UK real estate has long been a ‘safe haven’ for international investors, with the market’s strong performance throughout the pandemic highlighting its resilience as an investment asset.
Driven by the stamp duty holiday, this generous discount not only benefited UK buyers, but also served as an added incentive for foreign investors.
With that in mind, it’s no surprise that the number of overseas homeowners is reaching a five-year high, now surpassing 184,000. This growing amount of investment is a major driver of property prices in the UK. Uni, which topped £ 300,000 for the first time in history.
However, all good things must come to an end, and with the stamp duty holiday ending in September, will the recent surtax change the outlook for foreign investors?
What is the supplement?
As of April 2016, in addition to the Standard Stamp Duty Property Tax (SDLT), investors are required to pay an additional 3% fixed stamp duty on the total value of all additional properties valued above 40,000 £.
However, the UK government has also implemented a 2% surcharge for foreign investors. This surcharge will be in addition to current stamp duty rates and will apply to the majority of international buyers, including foreign investors and international businesses. The government has made it clear who will be exempt from the surtax, primarily those involved in real estate investment trusts and other collective investment vehicles.
The surcharge is largely introduced in response to the upward trajectory of UK real estate over the past 20 years, the majority of which has been supported by international investment. This level of growth – barring momentary declines – has made it increasingly difficult for first-time buyers in the UK to climb the real estate ladder, hence the surcharge.

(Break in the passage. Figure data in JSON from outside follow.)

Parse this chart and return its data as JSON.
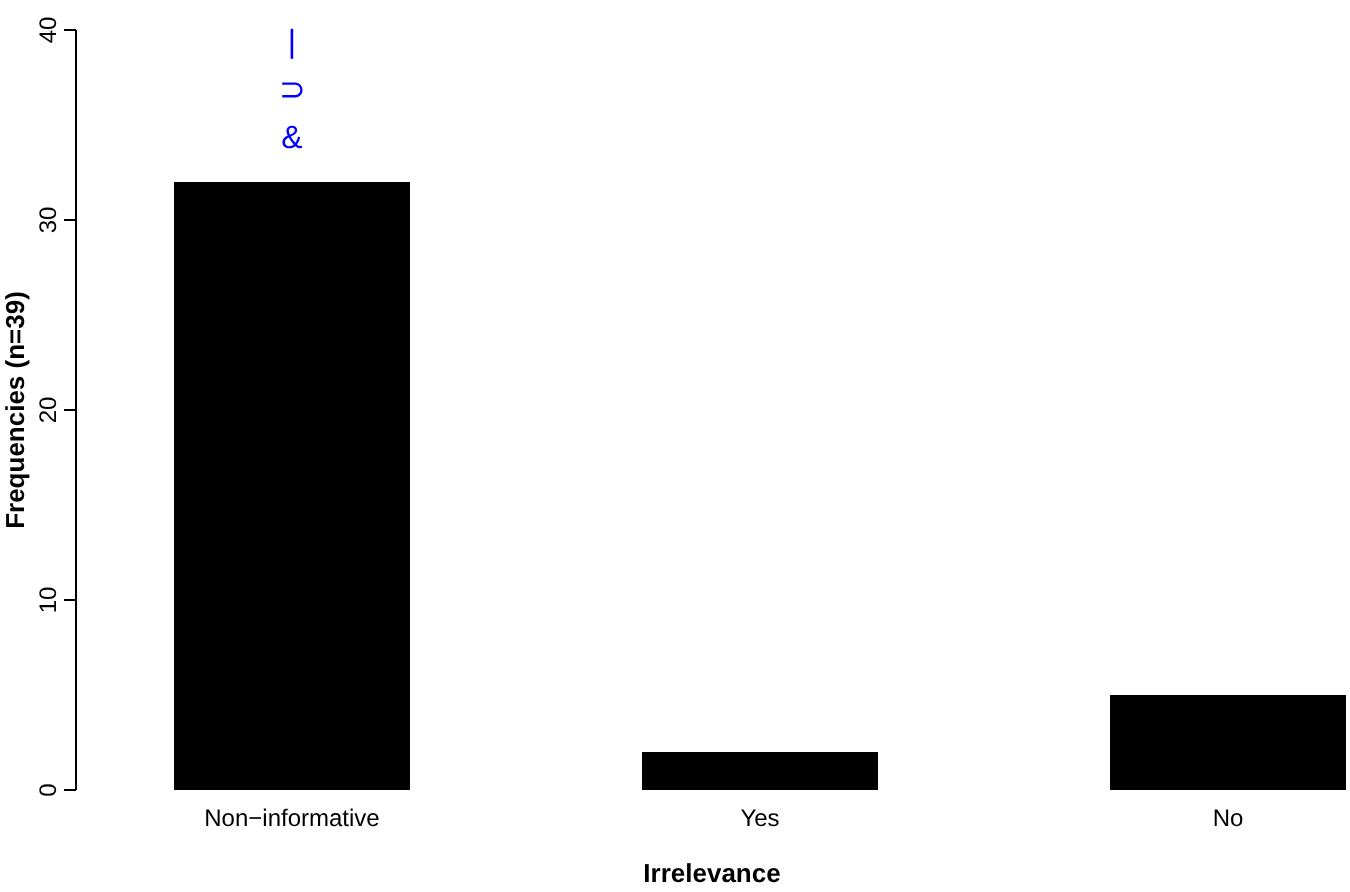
{
  "chart_data": {
    "type": "bar",
    "xlabel": "Irrelevance",
    "ylabel": "Frequencies (n=39)",
    "categories": [
      "Non−informative",
      "Yes",
      "No"
    ],
    "values": [
      32,
      2,
      5
    ],
    "color": "#000000",
    "ylim": [
      0,
      40
    ],
    "yticks": [
      0,
      10,
      20,
      30,
      40
    ],
    "grid": false,
    "annotations": [
      "&⊃|"
    ]
  }
}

What does this mean for foreign investors?
When this additional surcharge was announced in 2016, many experts predicted a sharp increase in overseas buyers investing in Buy-to-Let properties in the UK, followed by a sharp drop. While international investment remained strong in the years leading up to 2020, additional uncertainty surrounding Brexit and the pandemic was almost guaranteed to deter foreign investors.
However, the Stamp Duty Holiday not only propelled the UK property market, but also dissolved the majority of concerns surrounding Brexit. With the relatively positive results we are seeing across Britain after Brexit, combined with the continued growth stemming from the stamp duty vacations, the potential real estate growth in the UK could far exceed the duty surcharge. stamp abroad.
But as government incentives end and the full effects of the stamp duty surtax are felt, will UK real estate remain a long-term investment choice for foreign investors?
Andy Foote, Director of SevenCapital, comments: “While we’ve been aware of the surtax since 2016, the 2020 whirlwind overshadowed it to some extent. But now in full swing, investing in UK property will inevitably be more expensive for non-UK investors.
“Considering the standard rate, combined with the surcharge, foreign investors could face additional payments that they did not consider in their real estate investment planning.
“That said, the performance of the property market over the past year, combined with its expected growth, still positions the UK as a successful and affordable property hotspot compared to alternative countries.
“Not only has the average house price exceeded £ 300,000, rental yields are climbing across the country. While the UK average rental yield is currently 3.53%, emerging areas like Bracknell are at 4.80% for two-bed apartments.
‘Offering passive income of up to £ 1,103 per month and £ 13,236 per year, this stamp duty surcharge is unlikely to deter foreign investors, with the potential for price growth of 14.5% by 2025 offering only more incentive to invest in UK real estate. “
Between Brexit, a global pandemic and major tax changes, the UK real estate industry has seen it all. Market resilience alone provides investors with the assurance that property is a solid investment, and with this growth set to continue, the stamp duty surcharge is apparently a small price to pay for a potentially lucrative asset.